I do think that C2C is the most important of these developments, though, and it’s really what I wanted to talk about in this post. Collaboration that involves lawyers is essentially about instilling greater efficiency and satisfaction into the legal services delivery process. Collaboration that does not involve lawyers is a disruptive event that has the power to completely undermine the profession as we know it.
Doug Cornelius
Jordan –
It was hard for me to say that I disagreed with you, because that has rarely (if ever?) been the case.
Let’s start with agreement. Client-to-client collaboration is becoming a reality. Legal OnRamp and perhaps in the future MarHub Connected offer an interesting paradigm shift of client to client communication. I rarely saw clients at bar functions or other typical lawyer social gatherings. I see few out there is the public web 2.0 world. But an online community may be able to be pulling them. Legal OnRamp seems to be working for that.
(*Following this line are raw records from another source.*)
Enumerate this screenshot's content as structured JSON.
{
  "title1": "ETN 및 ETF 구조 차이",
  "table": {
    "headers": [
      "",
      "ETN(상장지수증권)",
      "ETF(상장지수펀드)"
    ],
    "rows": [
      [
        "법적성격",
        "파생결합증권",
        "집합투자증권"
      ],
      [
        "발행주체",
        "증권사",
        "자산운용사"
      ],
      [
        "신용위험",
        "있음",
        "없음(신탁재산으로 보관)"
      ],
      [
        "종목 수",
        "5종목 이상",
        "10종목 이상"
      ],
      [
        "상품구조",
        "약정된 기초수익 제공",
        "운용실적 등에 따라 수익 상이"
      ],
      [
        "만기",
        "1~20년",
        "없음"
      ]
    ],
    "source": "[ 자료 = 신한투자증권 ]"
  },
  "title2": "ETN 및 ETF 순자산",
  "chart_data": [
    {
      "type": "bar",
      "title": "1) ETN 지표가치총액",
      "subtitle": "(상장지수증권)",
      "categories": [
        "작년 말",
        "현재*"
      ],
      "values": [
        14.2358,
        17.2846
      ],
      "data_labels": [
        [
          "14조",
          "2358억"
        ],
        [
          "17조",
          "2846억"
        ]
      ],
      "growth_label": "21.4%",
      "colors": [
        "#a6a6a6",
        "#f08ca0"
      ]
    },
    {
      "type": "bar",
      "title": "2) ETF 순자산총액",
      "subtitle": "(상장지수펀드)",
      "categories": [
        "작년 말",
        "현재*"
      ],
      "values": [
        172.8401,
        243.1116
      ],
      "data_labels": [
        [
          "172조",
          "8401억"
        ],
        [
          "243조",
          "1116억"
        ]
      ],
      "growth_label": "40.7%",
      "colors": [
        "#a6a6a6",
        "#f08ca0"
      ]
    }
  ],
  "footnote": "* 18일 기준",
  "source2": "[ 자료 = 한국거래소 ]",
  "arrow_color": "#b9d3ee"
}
That may also change the dynamic of the lawyer-client relationship. we keep talking about it, but I am not sure there is much movement.
As for lawyer to lawyer, adversarial does not have to mean gladiator combat. It just means that they do not share the same objective.
You can’t be collaborative if you don’t have the same objective. At stages of a matter you may be less adversarial than others. A good transactional lawyer knows when it is time to collaborate and when it is time to be adversarial to push their client’s agenda. Both sides of a transaction want to close the deal, but each side has different objectives in getting to the closing and what happens after the closing.
Carolyn Elefant
The one huge opportunity that any type of collaborative model presents for lawyers – and which Susskind mentions – is project management. I am currently involved in a lawyer collaborative model and also formed a trade association which is a quasi-client-client collaborative model. These efforts are not feasible without a strong project manager who can move action forward. Collaborative technology facilitates, but it does not run the show. As Seth Godin says in Tribes (the pop culture version of collaboration), “we need YOU to lead us.”